Environmental Engineering Program


First Advisor

Bruce Dvorak

Date of this Version



Hanna, S.M. (2017). Benchmarking the Energy Intensity of Small Nebraska Wastewater Treatment Plants (Master's Thesis). Department of Civil Engineering, University of Nebraska-Lincoln. Retrieved from UNL Digital Commons (Post URL Here).


A THESIS Presented to the Faculty of The Graduate College at the University of Nebraska In Partial Fulfillment of Requirements For the Degree of Master of Science, Major: Environmental Engineering, Under the Supervision of Professor Bruce I. Dvorak. Lincoln, Nebraska: July, 2017

Copyright (c) 2017 Steven M. Hanna


To help small communities improve the energy efficiency of their wastewater treatment plants, this study created energy benchmarking models for small wastewater plants serving populations of 10,000 or less and having average flows less than 1.5 million gallons per day (MGD). The purpose of these models is to allow comparisons among plants of similar type and size, identify what factors most significantly impact energy usage, and predict potential savings from changes in key plant characteristics.

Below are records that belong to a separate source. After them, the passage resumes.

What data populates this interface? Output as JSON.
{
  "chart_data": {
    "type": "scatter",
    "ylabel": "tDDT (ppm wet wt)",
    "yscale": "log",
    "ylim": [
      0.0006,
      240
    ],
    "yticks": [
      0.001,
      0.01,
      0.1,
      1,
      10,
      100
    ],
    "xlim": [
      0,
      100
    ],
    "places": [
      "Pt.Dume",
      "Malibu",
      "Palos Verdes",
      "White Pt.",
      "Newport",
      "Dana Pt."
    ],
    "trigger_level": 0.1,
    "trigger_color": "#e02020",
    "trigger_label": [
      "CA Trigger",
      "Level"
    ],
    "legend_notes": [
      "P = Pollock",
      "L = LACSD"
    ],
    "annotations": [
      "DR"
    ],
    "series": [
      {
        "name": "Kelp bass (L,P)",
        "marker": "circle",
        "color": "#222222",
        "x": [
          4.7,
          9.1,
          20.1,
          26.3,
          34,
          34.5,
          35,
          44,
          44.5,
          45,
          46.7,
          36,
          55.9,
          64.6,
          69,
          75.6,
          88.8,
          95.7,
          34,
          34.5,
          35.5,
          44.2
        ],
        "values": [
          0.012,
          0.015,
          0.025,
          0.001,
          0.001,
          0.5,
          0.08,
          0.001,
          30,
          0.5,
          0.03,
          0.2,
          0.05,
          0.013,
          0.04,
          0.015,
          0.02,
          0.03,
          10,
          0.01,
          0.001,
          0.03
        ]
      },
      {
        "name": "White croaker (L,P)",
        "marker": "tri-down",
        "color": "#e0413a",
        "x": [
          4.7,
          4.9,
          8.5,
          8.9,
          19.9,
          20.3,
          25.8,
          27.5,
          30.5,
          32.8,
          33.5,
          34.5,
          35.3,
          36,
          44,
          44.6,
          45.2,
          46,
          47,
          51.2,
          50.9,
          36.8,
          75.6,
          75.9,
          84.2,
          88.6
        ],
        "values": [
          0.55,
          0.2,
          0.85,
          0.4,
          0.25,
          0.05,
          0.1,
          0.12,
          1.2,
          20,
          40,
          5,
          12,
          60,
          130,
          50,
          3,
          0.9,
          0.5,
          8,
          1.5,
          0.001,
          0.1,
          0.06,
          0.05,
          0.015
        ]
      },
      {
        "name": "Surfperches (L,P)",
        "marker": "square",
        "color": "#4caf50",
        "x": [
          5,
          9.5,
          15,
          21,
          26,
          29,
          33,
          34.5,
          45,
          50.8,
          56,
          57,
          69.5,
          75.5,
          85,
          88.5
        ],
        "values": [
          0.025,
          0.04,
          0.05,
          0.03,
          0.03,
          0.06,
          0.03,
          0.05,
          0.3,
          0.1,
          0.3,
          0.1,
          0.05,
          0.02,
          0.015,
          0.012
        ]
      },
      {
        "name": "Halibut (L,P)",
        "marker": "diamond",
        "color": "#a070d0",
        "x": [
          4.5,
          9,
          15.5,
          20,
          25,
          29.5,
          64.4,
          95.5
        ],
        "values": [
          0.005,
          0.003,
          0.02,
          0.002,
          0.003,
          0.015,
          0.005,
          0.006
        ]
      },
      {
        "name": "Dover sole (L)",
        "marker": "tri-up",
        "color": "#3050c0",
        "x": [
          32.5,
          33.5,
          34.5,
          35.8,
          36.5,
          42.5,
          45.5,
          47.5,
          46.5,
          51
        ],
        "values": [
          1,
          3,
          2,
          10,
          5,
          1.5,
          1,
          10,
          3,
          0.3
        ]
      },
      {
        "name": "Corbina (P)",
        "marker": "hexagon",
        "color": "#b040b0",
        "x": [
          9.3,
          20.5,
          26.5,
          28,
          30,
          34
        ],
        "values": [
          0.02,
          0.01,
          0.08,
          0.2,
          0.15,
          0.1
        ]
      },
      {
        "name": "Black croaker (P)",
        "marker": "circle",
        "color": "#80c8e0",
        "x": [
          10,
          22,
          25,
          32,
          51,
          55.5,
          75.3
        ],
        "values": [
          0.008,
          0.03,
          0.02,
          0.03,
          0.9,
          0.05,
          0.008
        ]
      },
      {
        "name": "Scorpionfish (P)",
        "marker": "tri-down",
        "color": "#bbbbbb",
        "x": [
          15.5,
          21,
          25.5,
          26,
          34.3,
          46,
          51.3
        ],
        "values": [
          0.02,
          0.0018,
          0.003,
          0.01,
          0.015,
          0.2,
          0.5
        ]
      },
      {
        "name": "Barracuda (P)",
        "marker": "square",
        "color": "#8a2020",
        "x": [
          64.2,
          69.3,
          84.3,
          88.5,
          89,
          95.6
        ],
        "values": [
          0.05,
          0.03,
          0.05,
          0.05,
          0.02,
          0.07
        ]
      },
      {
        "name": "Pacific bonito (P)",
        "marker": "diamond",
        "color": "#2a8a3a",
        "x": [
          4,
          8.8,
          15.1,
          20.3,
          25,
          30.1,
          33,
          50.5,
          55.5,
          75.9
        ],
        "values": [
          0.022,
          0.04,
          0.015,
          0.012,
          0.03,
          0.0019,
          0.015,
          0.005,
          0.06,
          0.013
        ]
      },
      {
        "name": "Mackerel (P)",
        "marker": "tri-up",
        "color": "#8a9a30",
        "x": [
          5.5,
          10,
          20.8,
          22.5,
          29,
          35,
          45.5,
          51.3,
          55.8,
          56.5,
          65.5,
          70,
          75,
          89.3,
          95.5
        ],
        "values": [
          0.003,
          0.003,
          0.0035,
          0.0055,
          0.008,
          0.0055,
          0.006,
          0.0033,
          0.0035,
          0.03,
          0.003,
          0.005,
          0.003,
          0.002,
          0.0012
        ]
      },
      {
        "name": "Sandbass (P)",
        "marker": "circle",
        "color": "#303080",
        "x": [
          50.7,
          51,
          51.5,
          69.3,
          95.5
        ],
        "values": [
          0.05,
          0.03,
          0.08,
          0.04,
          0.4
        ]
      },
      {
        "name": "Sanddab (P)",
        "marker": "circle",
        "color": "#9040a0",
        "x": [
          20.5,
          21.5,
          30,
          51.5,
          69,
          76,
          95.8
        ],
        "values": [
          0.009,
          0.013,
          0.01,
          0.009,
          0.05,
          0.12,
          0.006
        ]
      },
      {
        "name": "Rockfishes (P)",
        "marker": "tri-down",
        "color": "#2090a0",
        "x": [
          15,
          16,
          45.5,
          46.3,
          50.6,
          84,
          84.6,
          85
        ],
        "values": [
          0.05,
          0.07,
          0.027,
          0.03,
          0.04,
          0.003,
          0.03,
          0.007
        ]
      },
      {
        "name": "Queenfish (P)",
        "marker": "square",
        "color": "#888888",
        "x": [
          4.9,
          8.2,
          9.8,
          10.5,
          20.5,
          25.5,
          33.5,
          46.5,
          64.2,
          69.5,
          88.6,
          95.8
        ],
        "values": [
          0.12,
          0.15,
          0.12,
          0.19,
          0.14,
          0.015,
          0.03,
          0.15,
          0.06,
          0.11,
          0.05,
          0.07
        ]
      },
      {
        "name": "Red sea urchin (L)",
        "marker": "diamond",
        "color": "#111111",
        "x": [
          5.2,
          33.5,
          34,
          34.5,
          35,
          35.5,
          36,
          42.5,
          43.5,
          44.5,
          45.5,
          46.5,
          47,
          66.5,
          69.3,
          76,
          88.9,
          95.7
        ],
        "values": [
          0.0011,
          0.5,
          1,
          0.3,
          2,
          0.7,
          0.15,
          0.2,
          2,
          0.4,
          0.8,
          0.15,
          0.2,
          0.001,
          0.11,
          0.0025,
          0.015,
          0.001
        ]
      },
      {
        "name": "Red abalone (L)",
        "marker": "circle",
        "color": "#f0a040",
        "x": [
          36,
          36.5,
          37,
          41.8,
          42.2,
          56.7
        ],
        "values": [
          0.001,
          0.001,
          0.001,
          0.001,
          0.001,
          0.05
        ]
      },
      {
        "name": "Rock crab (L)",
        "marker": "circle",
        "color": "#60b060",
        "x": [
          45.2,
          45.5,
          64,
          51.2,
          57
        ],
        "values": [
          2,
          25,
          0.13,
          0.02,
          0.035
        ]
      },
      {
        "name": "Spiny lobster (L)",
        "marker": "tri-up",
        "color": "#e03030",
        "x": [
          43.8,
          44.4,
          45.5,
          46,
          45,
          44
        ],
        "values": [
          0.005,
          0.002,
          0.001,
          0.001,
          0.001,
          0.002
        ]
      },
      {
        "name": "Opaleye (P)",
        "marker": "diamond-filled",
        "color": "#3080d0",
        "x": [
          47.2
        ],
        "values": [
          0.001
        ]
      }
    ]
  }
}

Energy usage and plant data from 83 small, mechanical wastewater plants in Nebraska were collected and used to create energy benchmarking models. Data obtained from the Pennsylvania Department of Environmental Protection on 71 small Pennsylvania wastewater plants were also used for modeling and comparisons among the two states. The development of these benchmarking equations was modeled off the American Water Works Association Research Foundation and ENERGY STAR models for large wastewater treatment plants. Separate models were created by state with an overall model created for all plant types, as well as models based off the three most common plant types (extended aeration, oxidation ditch, sequencing batch reactor).

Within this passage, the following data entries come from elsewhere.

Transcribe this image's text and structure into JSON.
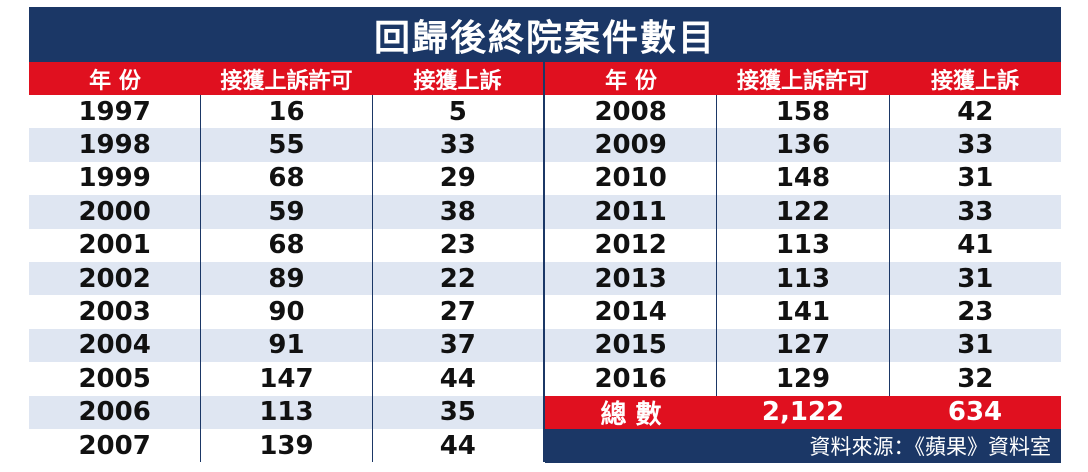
{
  "title": "回歸後終院案件數目",
  "headers": [
    "年 份",
    "接獲上訴許可",
    "接獲上訴"
  ],
  "left_rows": [
    [
      "1997",
      "16",
      "5"
    ],
    [
      "1998",
      "55",
      "33"
    ],
    [
      "1999",
      "68",
      "29"
    ],
    [
      "2000",
      "59",
      "38"
    ],
    [
      "2001",
      "68",
      "23"
    ],
    [
      "2002",
      "89",
      "22"
    ],
    [
      "2003",
      "90",
      "27"
    ],
    [
      "2004",
      "91",
      "37"
    ],
    [
      "2005",
      "147",
      "44"
    ],
    [
      "2006",
      "113",
      "35"
    ],
    [
      "2007",
      "139",
      "44"
    ]
  ],
  "right_rows": [
    [
      "2008",
      "158",
      "42"
    ],
    [
      "2009",
      "136",
      "33"
    ],
    [
      "2010",
      "148",
      "31"
    ],
    [
      "2011",
      "122",
      "33"
    ],
    [
      "2012",
      "113",
      "41"
    ],
    [
      "2013",
      "113",
      "31"
    ],
    [
      "2014",
      "141",
      "23"
    ],
    [
      "2015",
      "127",
      "31"
    ],
    [
      "2016",
      "129",
      "32"
    ]
  ],
  "total": {
    "label": "總 數",
    "permissions": "2,122",
    "appeals": "634"
  },
  "source": "資料來源：《蘋果》資料室",
  "colors": {
    "navy": "#1b3766",
    "red": "#e0101f",
    "stripe": "#dfe6f2"
  }
}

The models predict either intensity (MWh/MG) or usage (kWh/year) for both electric use only and total energy use. Key variables found in most models include extended aeration plant type, supplemental energy usage for sludge treatment, average flow, percent design flow, climate controlled floor area, effluent ammonia-nitrogen, and influent carbonaceous biochemical oxygen demand (CBOD). The resulting models suggest that the variability of effluent NH3-N limits may be a more important parameter in determining energy usage than influent and effluent CBOD for small plants. Like past studies, flow was found to explain much of the variation in energy use. Some variables that have not shown up as significant in previous studies may only be significant for small plants. These include climate controlled floor area, supplemental energy usage for sludge treatment, and presence of dewatering equipment. Some variables, such as automatic DO controls, thought to be significant, were found not to be significant. Differences between the Nebraska and Pennsylvania models suggest these types of models may be more region specific.